Wednesday, December 17, 2014

Is there a limit to what atrocities human beings are capable of?



Empathy is the capacity to share or recognize emotions experienced by another. The importance of empathy is expressed in all sort of old clichés. Do not judge a man until you walk two moons in his moccasins. Implicit in this old saw, though, is that empathy should not be confused with sympathy, which is feelings of sorrow for someone’s misfortune. Empathy is an important quality. 

Occasionally I encounter human behavior that I cannot even empathize with. It is beyond my capacity to imagine the state of mind – the feelings and beliefs – that drive a person to act as they do.

Yesterday. Peshawar, Pakistan:


[The militants] made their way into the main auditorium where many students had gathered for an event. The militants then made their way to the hall's stage and started shooting at random. As students tried to flee for the doors, they were shot and killed. The military recovered about 100 bodies from the auditorium alone.

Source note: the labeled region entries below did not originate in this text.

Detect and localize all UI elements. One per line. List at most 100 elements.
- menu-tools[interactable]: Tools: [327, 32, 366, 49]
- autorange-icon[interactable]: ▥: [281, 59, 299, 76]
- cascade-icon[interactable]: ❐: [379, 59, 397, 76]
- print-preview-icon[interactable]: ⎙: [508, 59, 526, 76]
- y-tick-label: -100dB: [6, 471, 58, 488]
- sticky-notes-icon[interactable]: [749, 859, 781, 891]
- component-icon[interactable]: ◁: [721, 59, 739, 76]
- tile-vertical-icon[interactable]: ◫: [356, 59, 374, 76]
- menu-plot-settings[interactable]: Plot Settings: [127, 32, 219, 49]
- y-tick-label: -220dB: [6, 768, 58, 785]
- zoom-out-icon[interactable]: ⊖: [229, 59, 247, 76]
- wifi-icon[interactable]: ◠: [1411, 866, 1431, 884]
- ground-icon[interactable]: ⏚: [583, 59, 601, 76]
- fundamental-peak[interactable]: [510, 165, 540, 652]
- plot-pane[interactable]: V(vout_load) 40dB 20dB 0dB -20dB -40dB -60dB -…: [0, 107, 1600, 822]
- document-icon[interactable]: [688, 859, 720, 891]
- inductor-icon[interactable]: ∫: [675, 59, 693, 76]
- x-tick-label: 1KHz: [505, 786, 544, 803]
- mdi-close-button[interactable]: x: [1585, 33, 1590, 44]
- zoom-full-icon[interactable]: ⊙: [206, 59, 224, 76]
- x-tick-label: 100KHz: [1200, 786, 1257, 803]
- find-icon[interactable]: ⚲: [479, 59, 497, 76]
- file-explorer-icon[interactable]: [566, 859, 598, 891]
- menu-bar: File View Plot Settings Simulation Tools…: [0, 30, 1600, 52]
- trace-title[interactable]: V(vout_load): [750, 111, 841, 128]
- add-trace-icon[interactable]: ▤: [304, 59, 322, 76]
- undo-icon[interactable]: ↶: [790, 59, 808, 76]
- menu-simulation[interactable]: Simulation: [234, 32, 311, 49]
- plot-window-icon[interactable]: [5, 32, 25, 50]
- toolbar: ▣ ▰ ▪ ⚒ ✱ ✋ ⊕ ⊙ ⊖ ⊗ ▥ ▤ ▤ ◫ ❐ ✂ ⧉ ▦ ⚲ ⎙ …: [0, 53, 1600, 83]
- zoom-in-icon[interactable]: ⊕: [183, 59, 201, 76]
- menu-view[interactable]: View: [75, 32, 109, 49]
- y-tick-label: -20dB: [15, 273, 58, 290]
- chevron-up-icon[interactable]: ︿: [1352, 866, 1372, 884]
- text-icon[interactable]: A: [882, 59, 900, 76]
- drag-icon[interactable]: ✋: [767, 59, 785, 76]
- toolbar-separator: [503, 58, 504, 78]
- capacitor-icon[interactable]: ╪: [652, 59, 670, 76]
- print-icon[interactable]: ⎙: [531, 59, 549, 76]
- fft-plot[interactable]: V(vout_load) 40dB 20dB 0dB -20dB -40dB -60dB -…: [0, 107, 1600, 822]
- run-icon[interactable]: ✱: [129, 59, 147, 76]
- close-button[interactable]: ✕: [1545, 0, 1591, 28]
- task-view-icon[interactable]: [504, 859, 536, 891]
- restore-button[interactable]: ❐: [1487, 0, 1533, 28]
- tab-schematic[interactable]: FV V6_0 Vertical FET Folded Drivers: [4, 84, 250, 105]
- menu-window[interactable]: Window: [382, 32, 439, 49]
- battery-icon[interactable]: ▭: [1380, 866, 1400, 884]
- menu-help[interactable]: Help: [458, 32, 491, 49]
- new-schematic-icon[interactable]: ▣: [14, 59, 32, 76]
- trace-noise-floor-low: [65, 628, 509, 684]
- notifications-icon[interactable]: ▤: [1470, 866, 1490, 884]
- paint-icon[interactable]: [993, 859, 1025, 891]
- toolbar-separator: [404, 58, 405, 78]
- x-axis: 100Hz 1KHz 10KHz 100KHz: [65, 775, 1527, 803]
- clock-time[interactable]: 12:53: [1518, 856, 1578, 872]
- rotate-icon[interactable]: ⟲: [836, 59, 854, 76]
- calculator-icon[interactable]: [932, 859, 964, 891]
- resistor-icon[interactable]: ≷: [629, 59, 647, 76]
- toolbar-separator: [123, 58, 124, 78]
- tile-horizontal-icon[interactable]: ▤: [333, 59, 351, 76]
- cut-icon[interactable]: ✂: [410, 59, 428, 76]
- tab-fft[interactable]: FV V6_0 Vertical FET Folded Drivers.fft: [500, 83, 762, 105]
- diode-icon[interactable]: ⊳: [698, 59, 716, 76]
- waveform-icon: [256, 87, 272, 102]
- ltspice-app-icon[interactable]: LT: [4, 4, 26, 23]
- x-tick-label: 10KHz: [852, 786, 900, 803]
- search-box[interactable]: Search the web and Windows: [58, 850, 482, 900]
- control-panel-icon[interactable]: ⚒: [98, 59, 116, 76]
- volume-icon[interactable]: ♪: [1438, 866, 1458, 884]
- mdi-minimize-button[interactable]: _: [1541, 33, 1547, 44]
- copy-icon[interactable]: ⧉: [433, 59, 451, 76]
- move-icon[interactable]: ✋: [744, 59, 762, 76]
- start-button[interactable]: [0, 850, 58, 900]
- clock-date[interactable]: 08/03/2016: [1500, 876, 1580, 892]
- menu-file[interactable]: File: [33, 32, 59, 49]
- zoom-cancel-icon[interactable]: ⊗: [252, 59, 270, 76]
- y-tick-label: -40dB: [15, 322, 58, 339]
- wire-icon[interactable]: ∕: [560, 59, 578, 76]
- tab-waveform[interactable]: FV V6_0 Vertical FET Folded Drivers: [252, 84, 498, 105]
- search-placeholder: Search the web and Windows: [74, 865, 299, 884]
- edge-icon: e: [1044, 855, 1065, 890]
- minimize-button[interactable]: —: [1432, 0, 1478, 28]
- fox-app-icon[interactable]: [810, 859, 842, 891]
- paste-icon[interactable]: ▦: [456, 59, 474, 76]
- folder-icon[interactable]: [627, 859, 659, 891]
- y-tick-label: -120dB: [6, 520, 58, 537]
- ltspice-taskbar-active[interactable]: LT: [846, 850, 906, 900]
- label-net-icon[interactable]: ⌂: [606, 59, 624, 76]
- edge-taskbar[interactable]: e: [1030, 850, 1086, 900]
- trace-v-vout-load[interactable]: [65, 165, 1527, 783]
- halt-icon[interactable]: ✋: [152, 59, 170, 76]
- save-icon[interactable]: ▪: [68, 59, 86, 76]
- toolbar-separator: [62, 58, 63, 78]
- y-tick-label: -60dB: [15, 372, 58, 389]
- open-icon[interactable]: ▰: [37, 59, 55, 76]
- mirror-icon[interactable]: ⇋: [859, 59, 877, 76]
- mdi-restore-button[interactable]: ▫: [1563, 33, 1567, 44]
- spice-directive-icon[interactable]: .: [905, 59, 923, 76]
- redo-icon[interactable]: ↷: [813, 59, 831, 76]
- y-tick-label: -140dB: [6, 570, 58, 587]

I have tried but I cannot share the emotions of the militants. I cannot imagine what belief, what hatred would drive a person to lift a gun, place an innocent child in the sights, and squeeze the trigger. I cannot imagine embracing a god – any god – whose righteousness instructs his adherents to slaughter unarmed children as they flee. I simply cannot gain insight into a brain that works in this way.

I can suppose how it happens. I can imagine a person who is inculcated from birth with hatred. A person whose brain becomes wired in a certain way. But, I cannot even imagine how it must feel to have this brain. I cannot empathize.

Perhaps more amazing is the heinous acts of those who are not inculcated with hatred. Russell Williams comes to mind – the base commander of CFB Trenton who murdered Jessica Lloyd and Marie-France Comeau. In cases like his, not only can I not gain insight into his brain, I cannot imagine how he ever even became such a monster. 

This is the grotesque imperfection of the human animal. We are clearly capable of visiting horrible atrocities on one another. We do it time and time again in small numbers and on grand scales. Most alarming, perhaps, is that apparently thoughtful, decent people are capable terrible, mutilating, abhorrent violence. 

Human beings basic tendency is towards good. Just as we can recount countless acts of evil, we can describe countless acts of good. And, we are all capable of kindness. But, as a creature we are deeply flawed and we will never be free of the darkness that envelopes some of us and drives us to commit acts of utter depravity.

We tend to talk of crime as though it can be prevented and the war on terrorism as though it can be won. Perhaps we can build a world in which the innocent are safe from the violence of the depraved. Certainly this is a laudable goal and we should walk this road even though we may never reach the destination. But, peaceful Utopia is not out there because the human animal is deeply flawed.